I'd like to reemphasize that in Canada laws were pretty much along these lines even before recent changes, i.e.

  • Previous and new users much have a license that is only granted after an extensive background check -- note that there is no talk in the USA of a US Federal req't of licensing, only background checks
  • A prospective owner in Canada must state his reason for wanting a gun:  permitted reasons are hunting, (including farm varmint control), target shooting, and collecting (which requires special storage req'ts and possible inspections of premises) -- self-protection is NOT a recognized a reason for gun ownership in Canada as it is in the USA
  • All handguns and (most) assault-style rifles must be registered to the current owner.
I point out that requirements in Canada as of 1995 far exceeds anything even proposed in the USA;  there are recent restrictions that go much further.

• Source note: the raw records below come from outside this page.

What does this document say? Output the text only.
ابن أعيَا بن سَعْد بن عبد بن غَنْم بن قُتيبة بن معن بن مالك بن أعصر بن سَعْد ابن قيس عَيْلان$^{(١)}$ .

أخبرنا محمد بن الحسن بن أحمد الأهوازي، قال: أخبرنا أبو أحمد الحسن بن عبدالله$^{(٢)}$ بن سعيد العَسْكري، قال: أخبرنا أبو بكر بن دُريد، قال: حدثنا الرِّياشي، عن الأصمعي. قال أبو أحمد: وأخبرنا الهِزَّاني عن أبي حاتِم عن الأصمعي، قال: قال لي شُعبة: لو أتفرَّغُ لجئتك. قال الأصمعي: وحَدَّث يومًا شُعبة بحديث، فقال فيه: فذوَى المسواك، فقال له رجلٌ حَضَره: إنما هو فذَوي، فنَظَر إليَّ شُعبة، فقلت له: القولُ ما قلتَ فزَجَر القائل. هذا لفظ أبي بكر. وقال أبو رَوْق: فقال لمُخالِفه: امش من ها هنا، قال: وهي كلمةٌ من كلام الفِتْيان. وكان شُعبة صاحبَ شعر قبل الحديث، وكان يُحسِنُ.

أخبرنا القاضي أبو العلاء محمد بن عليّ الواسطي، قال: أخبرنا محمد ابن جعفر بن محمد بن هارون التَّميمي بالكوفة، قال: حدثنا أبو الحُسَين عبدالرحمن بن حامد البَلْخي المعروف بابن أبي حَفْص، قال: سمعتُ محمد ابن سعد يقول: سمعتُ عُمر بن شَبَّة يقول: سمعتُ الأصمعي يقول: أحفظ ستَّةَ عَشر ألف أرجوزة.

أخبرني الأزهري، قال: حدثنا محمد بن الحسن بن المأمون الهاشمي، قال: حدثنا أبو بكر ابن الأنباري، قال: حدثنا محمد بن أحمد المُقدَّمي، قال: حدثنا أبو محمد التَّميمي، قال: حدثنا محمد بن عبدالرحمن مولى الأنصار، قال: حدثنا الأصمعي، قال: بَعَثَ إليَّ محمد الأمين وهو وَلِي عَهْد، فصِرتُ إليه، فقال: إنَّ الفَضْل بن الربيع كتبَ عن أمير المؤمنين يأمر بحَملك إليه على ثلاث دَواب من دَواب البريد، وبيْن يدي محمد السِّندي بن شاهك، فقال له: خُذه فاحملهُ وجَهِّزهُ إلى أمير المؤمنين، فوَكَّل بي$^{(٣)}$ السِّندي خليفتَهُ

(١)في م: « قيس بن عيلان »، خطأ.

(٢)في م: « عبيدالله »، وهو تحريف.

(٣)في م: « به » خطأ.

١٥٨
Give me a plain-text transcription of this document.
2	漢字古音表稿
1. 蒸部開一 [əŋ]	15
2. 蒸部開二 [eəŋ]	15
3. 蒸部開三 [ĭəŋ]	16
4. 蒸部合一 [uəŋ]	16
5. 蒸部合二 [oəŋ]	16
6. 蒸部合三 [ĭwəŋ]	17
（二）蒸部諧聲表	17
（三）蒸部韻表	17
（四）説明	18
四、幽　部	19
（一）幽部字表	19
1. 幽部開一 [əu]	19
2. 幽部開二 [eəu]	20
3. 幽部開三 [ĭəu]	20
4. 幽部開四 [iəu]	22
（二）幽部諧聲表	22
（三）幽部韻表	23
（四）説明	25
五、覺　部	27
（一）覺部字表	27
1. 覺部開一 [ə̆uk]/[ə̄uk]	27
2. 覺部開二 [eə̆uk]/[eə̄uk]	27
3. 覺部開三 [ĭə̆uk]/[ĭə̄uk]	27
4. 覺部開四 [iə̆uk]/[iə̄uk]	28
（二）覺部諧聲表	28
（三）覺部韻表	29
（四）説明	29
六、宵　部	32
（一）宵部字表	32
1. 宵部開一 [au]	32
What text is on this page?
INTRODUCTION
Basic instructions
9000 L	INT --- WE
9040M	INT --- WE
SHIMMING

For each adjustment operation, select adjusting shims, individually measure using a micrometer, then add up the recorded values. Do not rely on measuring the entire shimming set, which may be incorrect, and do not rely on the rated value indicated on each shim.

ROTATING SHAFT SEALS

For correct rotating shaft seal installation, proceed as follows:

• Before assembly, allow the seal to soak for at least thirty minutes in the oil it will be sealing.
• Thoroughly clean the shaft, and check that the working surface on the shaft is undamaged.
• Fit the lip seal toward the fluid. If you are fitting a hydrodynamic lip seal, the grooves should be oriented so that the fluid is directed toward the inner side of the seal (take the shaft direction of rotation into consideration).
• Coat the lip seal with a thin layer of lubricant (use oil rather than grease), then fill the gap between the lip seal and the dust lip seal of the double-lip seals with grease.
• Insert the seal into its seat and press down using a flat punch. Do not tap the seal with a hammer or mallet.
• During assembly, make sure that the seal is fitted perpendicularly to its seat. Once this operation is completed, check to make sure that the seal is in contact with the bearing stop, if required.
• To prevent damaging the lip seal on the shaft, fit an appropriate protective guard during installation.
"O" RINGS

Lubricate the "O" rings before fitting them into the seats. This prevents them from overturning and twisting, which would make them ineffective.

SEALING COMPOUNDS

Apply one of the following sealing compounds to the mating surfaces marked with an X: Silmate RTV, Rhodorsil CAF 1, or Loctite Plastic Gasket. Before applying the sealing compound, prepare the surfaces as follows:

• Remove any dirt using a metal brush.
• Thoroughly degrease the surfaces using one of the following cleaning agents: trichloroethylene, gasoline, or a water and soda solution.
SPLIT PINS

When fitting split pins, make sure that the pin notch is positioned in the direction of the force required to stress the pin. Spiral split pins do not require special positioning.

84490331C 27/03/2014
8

A "gun culture" in the USA exists that really doesn't exist almost any other country, and then, of course, there is the 2nd Amendment.

Madiel

Quote from: Fëanor on June 29, 2022, 03:24:23 AM
I'd like to reemphasize that in Canada laws were pretty much along these lines even before recent changes, i.e.

  • Previous and new users much have a license that is only granted after an extensive background check -- note that there is no talk in the USA of a US Federal req't of licensing, only background checks
  • A prospective owner in Canada must state his reason for wanting a gun:  permitted reasons are hunting, (including farm varmint control), target shooting, and collecting (which requires special storage req'ts and possible inspections of premises) -- self-protection is NOT a recognized a reason for gun ownership in Canada as it is in the USA
  • All handguns and (most) assault-style rifles must be registered to the current owner.
I point out that requirements in Canada as of 1995 far exceeds anything even proposed in the USA;  there are recent restrictions that go much further.

A "gun culture" in the USA exists that really doesn't exist almost any other country, and then, of course, there is the 2nd Amendment.

It sounds like your laws have been similar to Australian ones in many respects.
I am now working on a discography of the works of Vagn Holmboe. Please visit and also contribute!

LKB

Quote from: MusicTurner on June 28, 2022, 09:21:47 AM
You kind of lost me there - possibly even others ...?

Don't tell me, nobody here understands Trafalmadorian???.  :D

Actually, l dozed off while apparently touching my phone, sorry for any confusion.
Mit Flügeln, die ich mir errungen...

MusicTurner

Quote from: LKB on June 29, 2022, 04:05:50 AM
Don't tell me, nobody here understands Trafalmadorian???.  :D

Actually, l dozed off while apparently touching my phone, sorry for any confusion.

Ok, it has been explained then  :laugh:  :laugh:

milk

Quote from: k a rl h e nn i ng on June 28, 2022, 12:15:58 PM
greg should take several deep breaths before posting. He may still wind up gibbering, but at least there will have been the attempt to supply the brain with oxygen.
That seems like overly insulting/demeaning language.